Under the title "Ensuring SLO is adaptive and resilient", GKZ and the University of Lapland organised the third (and final) SLO stakeholder workshop of the project MIREU - Network of Mining and Metallurgy Regions in EU - in Brussels. The host was the Saxon Liaison Office, which is increasingly dedicated to mining issues and has become an important port of call in the heart of Europe in this regard. As the leader of the SLO work package in the MIREU project, the University of Lapland team would like to thank GKZ and all the partners who helped design and run the workshop as well as a big thanks to all of the participants.

The workshop was split between the main event and an optional session with KU Leuven. The topics for discussion in the main event included (1) the different view of stakeholders and applicability of SLO at the regional level; (2) understanding how continuing to empower communities could affect the administrative, legislative and political decision-making processes; (3) the general negative perception of mining across Europe and whether the industry can borrow experiences from other industries, for instance, forestry; (4) examples from different European regions that encourage SLO via a non-binding approach; (5) how SLO is seen outside of Europe and what it means for a European mining industry that is operated by global industrial players; and (6) what should be taken into consideration when developing an SLO guiding framework tailored for Europe.

The two-day workshop showed that the understanding of SLO varies across Europe and, more often than not, SLO is not the term used when addressing acceptance issues at the regional level in Europe. Also of note was the debate around the general trend toward citizen empowerment.
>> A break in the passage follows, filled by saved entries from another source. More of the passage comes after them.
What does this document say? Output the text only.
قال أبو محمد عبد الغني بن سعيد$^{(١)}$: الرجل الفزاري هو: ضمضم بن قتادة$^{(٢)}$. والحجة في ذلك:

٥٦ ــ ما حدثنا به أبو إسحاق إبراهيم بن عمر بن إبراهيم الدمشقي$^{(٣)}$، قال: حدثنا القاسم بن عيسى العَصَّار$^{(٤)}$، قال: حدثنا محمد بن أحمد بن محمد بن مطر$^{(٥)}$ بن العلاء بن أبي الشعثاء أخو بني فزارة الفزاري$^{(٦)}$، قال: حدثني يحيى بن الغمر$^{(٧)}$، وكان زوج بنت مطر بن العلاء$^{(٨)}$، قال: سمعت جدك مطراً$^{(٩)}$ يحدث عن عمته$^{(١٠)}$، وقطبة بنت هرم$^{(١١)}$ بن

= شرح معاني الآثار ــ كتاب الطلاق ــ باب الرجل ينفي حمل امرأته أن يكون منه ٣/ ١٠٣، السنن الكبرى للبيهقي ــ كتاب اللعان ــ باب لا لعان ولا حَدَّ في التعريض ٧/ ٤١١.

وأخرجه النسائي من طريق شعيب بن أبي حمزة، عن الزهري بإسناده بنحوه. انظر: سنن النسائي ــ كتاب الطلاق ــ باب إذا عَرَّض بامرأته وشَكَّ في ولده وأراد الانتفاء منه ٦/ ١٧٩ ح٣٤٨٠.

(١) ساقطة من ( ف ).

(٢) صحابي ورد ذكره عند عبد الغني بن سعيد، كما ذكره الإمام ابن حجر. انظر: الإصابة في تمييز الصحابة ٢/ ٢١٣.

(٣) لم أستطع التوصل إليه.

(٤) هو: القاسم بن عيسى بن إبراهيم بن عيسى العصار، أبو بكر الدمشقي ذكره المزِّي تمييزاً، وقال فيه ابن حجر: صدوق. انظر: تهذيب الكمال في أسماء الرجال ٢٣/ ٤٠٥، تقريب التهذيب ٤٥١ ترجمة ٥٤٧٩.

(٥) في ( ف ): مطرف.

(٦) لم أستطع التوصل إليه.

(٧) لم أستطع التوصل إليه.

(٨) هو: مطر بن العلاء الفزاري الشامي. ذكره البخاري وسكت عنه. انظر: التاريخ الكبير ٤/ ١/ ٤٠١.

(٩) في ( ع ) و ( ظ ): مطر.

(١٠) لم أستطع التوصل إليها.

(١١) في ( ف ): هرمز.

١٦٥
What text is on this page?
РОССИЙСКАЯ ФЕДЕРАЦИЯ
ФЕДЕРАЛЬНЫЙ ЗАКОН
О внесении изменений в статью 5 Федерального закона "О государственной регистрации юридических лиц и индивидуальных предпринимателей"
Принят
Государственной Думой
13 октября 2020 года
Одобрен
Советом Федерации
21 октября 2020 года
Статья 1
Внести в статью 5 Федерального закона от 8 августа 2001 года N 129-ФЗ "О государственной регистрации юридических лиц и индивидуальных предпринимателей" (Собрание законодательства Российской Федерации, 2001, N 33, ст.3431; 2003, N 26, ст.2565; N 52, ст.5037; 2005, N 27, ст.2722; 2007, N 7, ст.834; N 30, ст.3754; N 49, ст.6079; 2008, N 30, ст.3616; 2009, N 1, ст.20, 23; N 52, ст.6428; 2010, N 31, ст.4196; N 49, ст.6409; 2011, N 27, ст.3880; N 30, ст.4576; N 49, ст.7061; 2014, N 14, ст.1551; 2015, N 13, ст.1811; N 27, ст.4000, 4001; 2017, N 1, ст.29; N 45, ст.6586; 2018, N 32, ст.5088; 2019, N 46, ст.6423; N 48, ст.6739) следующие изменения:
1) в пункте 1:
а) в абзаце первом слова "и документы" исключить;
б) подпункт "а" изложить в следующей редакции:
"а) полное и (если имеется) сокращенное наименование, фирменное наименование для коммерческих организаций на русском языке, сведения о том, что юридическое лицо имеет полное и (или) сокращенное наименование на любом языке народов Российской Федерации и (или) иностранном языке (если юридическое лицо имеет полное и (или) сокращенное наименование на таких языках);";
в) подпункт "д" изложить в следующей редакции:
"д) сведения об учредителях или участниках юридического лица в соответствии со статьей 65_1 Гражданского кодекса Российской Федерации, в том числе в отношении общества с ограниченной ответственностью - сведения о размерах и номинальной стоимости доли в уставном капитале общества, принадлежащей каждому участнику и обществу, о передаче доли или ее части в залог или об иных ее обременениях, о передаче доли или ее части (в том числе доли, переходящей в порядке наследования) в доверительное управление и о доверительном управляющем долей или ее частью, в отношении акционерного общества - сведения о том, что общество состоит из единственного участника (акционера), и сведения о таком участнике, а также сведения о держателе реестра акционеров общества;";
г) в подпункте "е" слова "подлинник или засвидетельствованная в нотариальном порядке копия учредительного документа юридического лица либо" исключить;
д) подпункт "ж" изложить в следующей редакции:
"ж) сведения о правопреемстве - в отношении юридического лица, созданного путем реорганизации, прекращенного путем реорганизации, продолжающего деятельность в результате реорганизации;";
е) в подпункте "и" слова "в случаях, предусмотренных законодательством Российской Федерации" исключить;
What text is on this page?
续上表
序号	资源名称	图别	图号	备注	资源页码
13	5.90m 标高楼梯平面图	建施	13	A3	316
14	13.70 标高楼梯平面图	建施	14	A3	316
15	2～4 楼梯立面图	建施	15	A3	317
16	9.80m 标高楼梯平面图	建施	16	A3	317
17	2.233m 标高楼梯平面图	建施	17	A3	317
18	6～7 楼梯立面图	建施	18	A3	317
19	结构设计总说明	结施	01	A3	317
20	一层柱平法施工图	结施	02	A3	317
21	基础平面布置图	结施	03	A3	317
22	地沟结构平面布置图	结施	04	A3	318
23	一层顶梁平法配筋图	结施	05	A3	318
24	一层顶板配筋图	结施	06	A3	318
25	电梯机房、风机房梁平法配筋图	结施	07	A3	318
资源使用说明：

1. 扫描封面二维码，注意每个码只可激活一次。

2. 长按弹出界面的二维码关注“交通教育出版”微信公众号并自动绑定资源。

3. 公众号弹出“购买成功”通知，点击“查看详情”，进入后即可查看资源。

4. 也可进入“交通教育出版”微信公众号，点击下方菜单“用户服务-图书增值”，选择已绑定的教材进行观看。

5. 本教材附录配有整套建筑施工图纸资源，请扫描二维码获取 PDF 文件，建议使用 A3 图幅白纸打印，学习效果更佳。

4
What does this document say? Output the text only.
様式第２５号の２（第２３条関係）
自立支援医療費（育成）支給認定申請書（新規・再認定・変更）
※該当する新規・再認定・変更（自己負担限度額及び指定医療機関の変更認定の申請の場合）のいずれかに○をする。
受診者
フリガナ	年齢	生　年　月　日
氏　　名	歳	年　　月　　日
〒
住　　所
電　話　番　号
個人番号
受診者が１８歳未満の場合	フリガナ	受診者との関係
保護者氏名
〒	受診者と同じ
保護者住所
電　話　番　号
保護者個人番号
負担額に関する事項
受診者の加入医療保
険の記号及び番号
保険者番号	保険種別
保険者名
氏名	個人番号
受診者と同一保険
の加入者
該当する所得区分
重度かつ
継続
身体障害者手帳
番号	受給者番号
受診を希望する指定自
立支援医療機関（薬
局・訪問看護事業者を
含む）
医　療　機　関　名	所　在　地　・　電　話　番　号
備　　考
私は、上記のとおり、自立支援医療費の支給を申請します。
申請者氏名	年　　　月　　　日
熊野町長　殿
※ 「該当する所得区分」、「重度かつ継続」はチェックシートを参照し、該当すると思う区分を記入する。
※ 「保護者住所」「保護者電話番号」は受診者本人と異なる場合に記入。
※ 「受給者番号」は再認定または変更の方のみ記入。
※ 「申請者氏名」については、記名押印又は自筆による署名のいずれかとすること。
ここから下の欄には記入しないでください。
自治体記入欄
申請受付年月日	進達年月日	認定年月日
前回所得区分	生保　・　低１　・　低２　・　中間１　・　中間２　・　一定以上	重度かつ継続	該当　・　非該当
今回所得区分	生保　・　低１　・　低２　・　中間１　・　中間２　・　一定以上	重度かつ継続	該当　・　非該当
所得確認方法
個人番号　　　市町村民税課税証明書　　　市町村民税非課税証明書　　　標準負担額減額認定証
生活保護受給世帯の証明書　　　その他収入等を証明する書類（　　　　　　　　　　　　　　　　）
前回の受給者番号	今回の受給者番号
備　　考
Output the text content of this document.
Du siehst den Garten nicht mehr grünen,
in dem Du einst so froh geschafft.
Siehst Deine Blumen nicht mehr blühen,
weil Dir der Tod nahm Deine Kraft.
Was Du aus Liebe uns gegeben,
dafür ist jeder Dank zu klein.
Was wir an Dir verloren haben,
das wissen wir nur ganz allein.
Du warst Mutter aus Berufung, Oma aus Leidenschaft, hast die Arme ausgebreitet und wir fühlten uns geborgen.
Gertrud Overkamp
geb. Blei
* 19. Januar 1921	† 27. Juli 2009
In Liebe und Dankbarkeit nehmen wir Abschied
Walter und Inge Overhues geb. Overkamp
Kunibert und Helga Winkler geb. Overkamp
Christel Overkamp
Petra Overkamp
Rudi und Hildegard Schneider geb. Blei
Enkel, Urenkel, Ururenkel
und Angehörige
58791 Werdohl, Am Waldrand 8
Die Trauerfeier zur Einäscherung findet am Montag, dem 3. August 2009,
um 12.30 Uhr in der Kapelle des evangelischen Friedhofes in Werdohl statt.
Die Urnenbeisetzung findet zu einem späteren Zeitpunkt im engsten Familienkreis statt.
For example, the climate change movement Friday-for-Future, and the concerns some in the mining industry have as to how far that empowerment could go, and therefore the potential for SLO to be used as a veto to stop any development. Two important questions arose “does civil society need to be accountable to anyone?” and how do we reconcile SLO, which is defined as voluntary measures, with current legislation that already gives substantial participation to the public? MIREU partners and stakeholders from both Europe and overseas determined the core drivers of and barriers to SLO fitted in the European context in order to improve SLO’s resilience and adaptiveness.

The SLO measures introduced by different partners and presenters ranged from strategies to raise raw material awareness, to improvements in the educational system, to government changing stakeholders’ perceptions by directly involving stakeholders in (technical) evaluation processes, to companies adopting voluntary-based standards schemas created by governments and/or mining associations, to creating a neutral space for stakeholder communication - the list goes on.